La réponse favorable d’Alger à la requête allemande est d’autant plus remarquable qu’elle contraste vivement avec l’échec d’autres approches, notamment celle de la France. Selon de nombreux observateurs, la diplomatie française aurait privilégié une « logique de la tension », une posture qui s’est avérée contre-productive face à une Algérie déterminée à faire respecter sa souveraineté. Cette grâce accordée via l’interlocuteur allemand est ainsi perçue comme un « camouflet » stratégique adressé à Paris. L’acquisition récente de la nationalité française par Boualem Sansal en 2024 a pu envenimer la situation, la France se sentant peut-être investie d’un droit de regard que l’Algérie n’était pas disposée à lui concéder. La décision algérienne démontre que les anciennes dynamiques post-coloniales, où la pression était censée porter ses fruits, sont révolues, et qu’Alger entend désormais être traitée en partenaire égal, privilégiant le dialogue constructif à l’épreuve de force.

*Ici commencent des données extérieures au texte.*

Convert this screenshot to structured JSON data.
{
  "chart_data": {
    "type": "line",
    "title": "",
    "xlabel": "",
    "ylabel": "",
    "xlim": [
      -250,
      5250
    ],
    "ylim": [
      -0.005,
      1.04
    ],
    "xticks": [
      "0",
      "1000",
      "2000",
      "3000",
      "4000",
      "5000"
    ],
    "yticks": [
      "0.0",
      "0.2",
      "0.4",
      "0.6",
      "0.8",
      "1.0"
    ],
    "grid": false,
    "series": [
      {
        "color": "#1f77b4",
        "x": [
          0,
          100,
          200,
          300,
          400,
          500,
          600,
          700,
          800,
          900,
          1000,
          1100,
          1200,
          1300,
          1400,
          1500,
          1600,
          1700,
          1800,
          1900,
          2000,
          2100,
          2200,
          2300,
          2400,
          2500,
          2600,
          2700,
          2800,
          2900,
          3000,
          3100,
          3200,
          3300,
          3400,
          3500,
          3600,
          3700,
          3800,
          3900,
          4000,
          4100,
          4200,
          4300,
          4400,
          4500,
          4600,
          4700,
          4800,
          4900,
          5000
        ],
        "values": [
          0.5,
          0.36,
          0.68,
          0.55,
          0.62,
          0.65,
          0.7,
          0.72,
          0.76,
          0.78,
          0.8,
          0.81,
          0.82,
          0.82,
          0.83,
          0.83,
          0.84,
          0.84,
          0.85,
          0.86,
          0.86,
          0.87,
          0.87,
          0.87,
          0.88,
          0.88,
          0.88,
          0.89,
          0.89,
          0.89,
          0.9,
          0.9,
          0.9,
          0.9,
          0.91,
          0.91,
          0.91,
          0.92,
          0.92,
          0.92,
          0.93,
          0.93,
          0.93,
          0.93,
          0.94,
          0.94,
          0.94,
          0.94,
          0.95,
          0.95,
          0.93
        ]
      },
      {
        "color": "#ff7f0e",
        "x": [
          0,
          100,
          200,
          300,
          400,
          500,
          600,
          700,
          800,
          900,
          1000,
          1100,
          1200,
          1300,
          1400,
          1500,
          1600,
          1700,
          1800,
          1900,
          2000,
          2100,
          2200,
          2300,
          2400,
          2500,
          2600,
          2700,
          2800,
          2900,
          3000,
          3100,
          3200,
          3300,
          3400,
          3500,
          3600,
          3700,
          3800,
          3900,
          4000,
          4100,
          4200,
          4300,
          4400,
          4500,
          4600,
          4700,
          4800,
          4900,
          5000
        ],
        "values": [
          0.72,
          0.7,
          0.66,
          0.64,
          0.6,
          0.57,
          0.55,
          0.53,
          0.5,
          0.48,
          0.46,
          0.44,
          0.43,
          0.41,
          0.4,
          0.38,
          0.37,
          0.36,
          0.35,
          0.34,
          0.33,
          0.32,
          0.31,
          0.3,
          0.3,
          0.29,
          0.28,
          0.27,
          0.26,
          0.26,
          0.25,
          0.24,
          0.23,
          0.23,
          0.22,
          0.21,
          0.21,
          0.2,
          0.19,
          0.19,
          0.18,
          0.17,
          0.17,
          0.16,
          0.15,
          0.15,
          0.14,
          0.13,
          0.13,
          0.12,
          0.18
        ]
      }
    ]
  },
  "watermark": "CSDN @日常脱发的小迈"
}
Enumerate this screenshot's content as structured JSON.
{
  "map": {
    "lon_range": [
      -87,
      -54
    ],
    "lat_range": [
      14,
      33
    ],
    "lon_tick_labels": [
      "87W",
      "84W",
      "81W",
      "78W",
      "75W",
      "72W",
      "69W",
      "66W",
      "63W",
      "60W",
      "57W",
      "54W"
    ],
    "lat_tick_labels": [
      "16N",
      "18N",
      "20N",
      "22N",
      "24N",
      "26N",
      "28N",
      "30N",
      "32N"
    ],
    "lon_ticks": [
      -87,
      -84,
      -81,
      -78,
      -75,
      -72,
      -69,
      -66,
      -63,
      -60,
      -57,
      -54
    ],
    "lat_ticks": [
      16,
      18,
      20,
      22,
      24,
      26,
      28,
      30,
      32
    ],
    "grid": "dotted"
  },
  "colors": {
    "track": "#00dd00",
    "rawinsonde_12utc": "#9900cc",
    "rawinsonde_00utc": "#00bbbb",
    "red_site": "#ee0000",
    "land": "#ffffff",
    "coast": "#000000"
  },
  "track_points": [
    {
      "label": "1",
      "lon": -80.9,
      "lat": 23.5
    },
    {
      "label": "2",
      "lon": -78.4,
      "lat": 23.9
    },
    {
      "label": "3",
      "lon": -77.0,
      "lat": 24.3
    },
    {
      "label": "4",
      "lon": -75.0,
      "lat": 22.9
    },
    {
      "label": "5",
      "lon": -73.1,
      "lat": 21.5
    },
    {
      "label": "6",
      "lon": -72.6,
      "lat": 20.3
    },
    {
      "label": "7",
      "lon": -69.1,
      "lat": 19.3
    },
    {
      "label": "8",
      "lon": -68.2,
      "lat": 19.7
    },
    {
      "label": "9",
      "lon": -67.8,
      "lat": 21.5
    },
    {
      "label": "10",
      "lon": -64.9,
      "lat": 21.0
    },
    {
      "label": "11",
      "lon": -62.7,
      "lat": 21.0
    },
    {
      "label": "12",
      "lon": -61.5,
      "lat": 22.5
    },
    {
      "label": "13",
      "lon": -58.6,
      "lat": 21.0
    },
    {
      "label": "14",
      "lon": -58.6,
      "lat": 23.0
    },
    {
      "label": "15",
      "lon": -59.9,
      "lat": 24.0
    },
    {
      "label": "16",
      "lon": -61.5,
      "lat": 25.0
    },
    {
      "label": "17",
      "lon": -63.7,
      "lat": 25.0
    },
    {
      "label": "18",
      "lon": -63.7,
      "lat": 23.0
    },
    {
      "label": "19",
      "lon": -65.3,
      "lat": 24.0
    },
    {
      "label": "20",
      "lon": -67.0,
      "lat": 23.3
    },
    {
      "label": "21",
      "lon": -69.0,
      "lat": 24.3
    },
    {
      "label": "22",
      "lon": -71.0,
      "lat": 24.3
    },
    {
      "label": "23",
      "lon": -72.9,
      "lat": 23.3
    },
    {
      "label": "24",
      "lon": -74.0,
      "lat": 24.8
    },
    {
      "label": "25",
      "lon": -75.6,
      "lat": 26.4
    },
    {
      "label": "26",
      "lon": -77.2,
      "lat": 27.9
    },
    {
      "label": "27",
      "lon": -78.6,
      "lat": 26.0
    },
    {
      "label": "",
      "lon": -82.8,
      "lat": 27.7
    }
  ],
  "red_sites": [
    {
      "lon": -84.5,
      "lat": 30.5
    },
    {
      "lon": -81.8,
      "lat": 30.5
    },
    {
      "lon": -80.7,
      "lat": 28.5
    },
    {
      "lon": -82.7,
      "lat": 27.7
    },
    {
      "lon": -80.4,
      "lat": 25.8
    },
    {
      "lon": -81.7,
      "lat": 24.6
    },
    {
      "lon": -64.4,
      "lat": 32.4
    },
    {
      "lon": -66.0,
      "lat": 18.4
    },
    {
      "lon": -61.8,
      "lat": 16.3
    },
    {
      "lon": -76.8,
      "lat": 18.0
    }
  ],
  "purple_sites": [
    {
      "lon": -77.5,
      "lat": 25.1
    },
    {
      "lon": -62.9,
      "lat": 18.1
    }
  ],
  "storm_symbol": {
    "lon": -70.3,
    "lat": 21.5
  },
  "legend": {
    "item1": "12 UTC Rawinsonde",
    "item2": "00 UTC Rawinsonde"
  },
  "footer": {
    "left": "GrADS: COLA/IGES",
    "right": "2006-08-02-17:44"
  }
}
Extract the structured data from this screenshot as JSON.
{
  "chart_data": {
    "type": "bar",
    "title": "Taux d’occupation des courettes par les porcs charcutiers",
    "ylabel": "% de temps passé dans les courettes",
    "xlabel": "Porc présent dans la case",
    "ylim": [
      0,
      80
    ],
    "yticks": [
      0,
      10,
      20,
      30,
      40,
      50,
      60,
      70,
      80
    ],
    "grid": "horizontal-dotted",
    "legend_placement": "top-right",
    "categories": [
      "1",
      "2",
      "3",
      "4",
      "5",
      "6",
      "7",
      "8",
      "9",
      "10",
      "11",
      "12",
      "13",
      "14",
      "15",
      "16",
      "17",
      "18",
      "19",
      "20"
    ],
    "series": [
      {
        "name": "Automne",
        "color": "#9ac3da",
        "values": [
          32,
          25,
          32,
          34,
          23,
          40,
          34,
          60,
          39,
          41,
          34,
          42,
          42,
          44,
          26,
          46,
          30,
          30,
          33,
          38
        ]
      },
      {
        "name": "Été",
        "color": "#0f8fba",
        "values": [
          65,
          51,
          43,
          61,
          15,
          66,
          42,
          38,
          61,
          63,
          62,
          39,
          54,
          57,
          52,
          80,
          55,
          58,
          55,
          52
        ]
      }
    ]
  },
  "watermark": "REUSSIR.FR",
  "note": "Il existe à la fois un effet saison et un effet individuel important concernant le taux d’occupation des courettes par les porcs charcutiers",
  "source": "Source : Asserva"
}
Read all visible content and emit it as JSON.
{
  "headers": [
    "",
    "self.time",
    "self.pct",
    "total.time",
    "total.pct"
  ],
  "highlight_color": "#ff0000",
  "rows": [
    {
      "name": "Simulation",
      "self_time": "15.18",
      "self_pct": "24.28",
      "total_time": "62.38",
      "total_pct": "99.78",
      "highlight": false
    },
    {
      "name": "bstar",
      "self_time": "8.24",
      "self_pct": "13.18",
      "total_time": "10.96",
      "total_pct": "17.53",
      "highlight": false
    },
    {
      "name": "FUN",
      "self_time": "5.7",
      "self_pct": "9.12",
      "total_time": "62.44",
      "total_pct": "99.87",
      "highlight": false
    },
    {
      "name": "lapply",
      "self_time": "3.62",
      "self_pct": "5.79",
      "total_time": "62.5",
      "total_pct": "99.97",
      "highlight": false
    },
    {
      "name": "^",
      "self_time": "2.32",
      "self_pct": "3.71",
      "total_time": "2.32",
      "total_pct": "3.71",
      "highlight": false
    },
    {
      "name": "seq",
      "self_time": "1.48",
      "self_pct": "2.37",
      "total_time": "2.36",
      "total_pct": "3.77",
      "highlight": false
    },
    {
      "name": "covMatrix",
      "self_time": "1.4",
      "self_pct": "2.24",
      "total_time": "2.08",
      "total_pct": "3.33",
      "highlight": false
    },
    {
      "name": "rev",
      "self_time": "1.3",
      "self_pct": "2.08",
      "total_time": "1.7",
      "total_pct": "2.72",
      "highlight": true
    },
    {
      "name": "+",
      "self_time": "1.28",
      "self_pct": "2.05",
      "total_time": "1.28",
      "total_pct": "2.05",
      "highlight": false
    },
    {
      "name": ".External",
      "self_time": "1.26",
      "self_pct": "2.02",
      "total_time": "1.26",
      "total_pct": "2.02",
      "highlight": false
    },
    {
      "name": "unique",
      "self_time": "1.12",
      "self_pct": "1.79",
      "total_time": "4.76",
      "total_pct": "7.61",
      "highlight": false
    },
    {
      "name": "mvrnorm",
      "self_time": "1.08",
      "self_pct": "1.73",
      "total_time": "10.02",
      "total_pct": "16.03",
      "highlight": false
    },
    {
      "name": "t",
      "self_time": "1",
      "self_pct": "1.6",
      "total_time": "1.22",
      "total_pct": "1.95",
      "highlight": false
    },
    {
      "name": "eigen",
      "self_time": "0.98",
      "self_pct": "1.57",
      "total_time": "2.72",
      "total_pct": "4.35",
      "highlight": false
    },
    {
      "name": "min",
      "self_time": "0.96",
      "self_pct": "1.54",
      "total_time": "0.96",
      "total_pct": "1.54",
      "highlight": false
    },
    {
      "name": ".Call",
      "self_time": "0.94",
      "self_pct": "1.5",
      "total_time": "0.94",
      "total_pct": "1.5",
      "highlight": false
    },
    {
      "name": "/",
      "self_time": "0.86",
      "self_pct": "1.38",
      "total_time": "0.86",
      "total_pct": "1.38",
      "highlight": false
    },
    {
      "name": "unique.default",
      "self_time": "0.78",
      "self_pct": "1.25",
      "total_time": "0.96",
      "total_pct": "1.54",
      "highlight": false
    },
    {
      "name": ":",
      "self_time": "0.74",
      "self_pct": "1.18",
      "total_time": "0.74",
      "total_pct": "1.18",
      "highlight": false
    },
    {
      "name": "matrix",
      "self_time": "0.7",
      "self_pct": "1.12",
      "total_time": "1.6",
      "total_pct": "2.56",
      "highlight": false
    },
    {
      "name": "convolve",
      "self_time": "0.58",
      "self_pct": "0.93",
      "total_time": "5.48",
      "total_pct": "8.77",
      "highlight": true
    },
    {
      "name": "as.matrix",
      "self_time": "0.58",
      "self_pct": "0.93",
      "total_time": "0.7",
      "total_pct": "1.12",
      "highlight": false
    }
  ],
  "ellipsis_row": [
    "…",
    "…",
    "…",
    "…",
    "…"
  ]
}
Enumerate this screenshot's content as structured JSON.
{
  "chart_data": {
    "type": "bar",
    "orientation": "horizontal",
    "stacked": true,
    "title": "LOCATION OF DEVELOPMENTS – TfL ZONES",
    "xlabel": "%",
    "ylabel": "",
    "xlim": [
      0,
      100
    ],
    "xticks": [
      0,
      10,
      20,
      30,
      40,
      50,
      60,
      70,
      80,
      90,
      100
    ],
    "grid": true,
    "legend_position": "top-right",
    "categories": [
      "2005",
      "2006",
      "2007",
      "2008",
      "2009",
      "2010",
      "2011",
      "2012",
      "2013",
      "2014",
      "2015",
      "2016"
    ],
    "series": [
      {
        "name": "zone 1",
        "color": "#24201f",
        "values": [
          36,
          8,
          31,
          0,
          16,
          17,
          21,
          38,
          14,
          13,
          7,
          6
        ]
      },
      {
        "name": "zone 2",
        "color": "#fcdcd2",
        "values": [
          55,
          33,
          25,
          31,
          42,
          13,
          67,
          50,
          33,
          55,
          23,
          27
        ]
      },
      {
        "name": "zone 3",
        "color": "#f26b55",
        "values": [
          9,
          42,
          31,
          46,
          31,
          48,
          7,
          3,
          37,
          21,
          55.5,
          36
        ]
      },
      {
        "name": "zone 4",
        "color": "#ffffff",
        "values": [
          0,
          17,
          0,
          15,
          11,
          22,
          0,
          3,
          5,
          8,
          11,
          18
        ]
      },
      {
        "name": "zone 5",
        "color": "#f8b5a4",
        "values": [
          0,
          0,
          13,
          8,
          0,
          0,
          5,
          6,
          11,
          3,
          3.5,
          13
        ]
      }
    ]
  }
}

L’épilogue de cette affaire confirme cette nouvelle répartition des rôles, Boualem Sansal étant attendu à Berlin dès ce mercredi soir, où son traitement sera entièrement pris en charge par l’État allemand. Cet événement marque une étape significative dans la coopération algéro-allemande, basée sur des résultats concrets et un respect mutuel. Pendant ce temps, à Paris, la réaction du Premier ministre Sébastien Lecornu, exprimant son soulagement devant l’Assemblée nationale, a été pour le moins révélatrice. En remerciant de manière vague « celles et ceux qui ont contribué à cette libération », sans jamais mentionner le rôle central et public du président allemand, la France a exposé malgré elle son inconfort et sa position marginalisée dans la résolution de ce dossier. L’Algérie, par cette manœuvre, a non seulement résolu une situation humanitaire complexe, mais a surtout administré une leçon de diplomatie moderne, rappelant que sa politique étrangère se décide à Alger.